Pairs of gibbons were presented with three conditions varying in the number of available rewards: a Test condition in which the actor could obtain one reward attached to the handle while releasing five rewards at a distance from herself; an Altruistic condition in which the actor did not obtain any reward from pulling the handle but could still release the five rewards at a distance and a No Food control condition with no rewards involved.
We expected gibbons to act more often in the Test and the Altruistic conditions compared to the No Food condition. This would show that gibbons understood the contingencies of the game. Furthermore, given that gibbons were living with closely bonded partners one possibility is that they would cooperate to solve the dilemma by sharing the volunteer costs. If that were the case, we would expect pairs of gibbons to obtain similar amounts of food in both conditions. Furthermore, we would not expect pairs members to show significant differences in their rate of participation and in their latencies to release the rewards between Altruistic and Test conditions.

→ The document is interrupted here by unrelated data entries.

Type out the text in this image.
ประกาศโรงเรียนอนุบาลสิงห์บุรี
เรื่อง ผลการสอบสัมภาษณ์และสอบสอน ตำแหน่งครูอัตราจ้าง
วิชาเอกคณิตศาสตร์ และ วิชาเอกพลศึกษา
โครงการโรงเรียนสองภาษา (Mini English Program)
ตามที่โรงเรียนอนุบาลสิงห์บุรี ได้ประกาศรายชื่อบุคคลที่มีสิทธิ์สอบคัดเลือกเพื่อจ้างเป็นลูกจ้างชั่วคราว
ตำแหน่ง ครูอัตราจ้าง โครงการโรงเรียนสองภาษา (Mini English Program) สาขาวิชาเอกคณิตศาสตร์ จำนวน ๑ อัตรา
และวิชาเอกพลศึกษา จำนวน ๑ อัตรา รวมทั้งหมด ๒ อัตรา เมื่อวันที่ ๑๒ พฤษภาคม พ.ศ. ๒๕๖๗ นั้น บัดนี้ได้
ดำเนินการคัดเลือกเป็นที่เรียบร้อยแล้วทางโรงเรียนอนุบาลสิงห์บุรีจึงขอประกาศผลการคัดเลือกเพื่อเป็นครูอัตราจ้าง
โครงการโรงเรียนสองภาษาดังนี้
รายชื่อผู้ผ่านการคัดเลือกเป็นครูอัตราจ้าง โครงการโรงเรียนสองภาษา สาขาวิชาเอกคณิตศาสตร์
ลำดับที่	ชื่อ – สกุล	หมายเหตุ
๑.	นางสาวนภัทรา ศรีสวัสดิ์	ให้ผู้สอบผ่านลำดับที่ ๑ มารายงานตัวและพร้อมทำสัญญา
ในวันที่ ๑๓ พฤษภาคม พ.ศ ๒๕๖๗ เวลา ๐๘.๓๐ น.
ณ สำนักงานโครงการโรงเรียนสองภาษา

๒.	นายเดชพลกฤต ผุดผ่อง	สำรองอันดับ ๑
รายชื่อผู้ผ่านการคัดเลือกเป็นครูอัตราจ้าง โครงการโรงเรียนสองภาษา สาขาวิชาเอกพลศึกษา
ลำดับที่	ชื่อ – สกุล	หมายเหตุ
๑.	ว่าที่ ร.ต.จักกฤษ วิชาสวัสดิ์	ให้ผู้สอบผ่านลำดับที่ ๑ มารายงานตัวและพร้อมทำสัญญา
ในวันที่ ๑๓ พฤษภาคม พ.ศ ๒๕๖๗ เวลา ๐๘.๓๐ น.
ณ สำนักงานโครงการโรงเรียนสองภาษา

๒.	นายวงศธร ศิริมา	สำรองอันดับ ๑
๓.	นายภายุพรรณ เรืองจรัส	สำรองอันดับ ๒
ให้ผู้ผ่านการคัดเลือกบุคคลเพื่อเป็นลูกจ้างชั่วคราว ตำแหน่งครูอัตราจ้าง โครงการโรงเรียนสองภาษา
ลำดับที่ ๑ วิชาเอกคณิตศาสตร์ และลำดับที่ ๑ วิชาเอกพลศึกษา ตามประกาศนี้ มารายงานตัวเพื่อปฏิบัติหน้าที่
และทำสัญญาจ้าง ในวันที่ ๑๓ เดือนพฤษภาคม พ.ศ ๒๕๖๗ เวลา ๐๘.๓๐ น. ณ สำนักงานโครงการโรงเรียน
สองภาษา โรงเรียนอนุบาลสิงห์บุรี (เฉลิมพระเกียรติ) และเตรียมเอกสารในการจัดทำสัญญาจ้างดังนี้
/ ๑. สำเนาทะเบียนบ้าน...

If, in contrast, gibbons would react competitively as other great ape species did in previous social dilemmas, we would expect them to try to maximize their food rewards by hesitating to act and by taking advantage of their passive role—placing themselves in front of the release mechanism. In that sense, we would expect passive partners to benefit from their position and obtain more rewards than the actors. Furthermore, we would also expect gibbons to be more likely to act in Test trials given that they could obtain direct benefits from their actions.